> -----Original Message-----
> From: pyp...@li...
> [mailto:pyp...@li...] On
> Behalf Of Jean-Paul Calderone
> Sent: Sunday, June 25, 2006 8:04 PM
> To: pyp...@li...
> Subject: [Pyparsing] PyParsing and unicode
>
> Hey,
>
> I'm wondering how to match any sequence of
> whitespace-separated characters,
> including non-ascii. For ASCII, I've just been using
> pyparsing.Word(alphanums) but this approach doesn't seem to work for
> unicode.
>
Well, there *are* quite a few other printable characters besides just
letters and numbers. Pyparsing defines the constant pyparsing.printables as
all non-whitespace 7-bit ASCII characters, that is
'0123456789abcdefghijklmnopqrstuvwxyzABCDEFGHIJKLMNOPQRSTUVWXYZ!"#$%&\'()*+,
-./:
;<=>?@[\\]^_`{|}~' (Contrast this with string.printable, which includes
whitespace characters... just different interpretations of what "printable"

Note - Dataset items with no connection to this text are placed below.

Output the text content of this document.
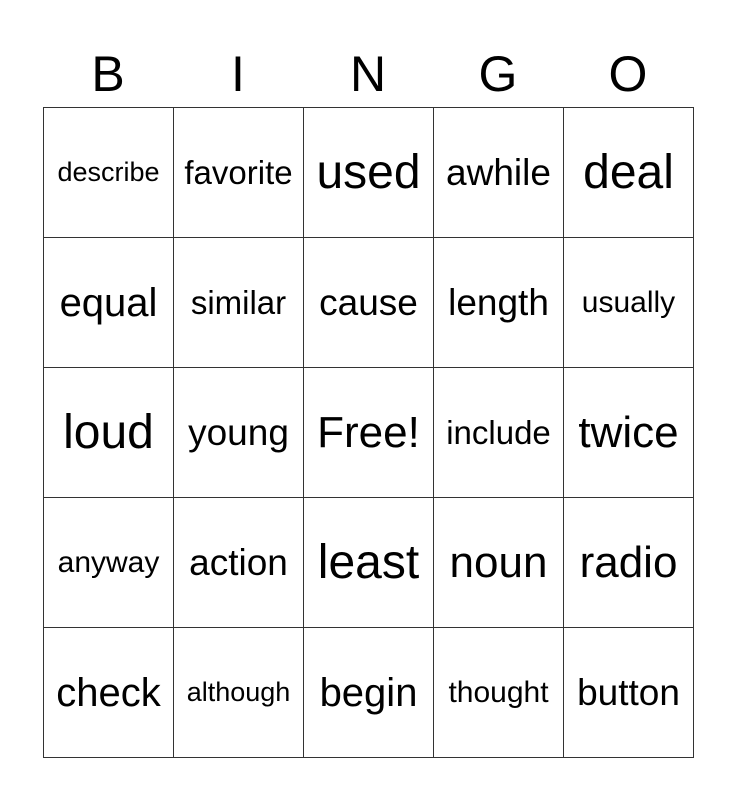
B	I	N	G	O
describe favorite used awhile deal
equal	similar cause length	usually
loud young Free! include twice
anyway action least noun radio
check although begin	thought button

means, I guess. Note also that the string module defines printable, but the
str class does not.)
> Also, while trying to figure this out, I tried this:
>
>
> pyparsing.OneOrMore(pyparsing.NotAny(pyparsing.White())).parse
> String("hello")
>
> Running this goes into an infinite loop consuming all CPU
> resources. Not
> sure if this is a bug worth fixing in PyParsing but I thought
> I'd point it
> out.
>
> Jean-Paul
>
NotAny is merely a negative lookahead, the opposite of FollowedBy. It does
*not* advance the parse position, so OneOrMore(NotAny(whatever)) will just
loop forever. I think what you are looking for is the opposite of Word, the
pyparsing class CharsNotIn. Here's your example, entered at the Python
prompt:
>>> print pyparsing.OneOrMore(pyparsing.CharsNotIn("
\t\n\r\f")).parseString("hello")
['hello']
I've not tested this with unicode characters though.
-- Paul
|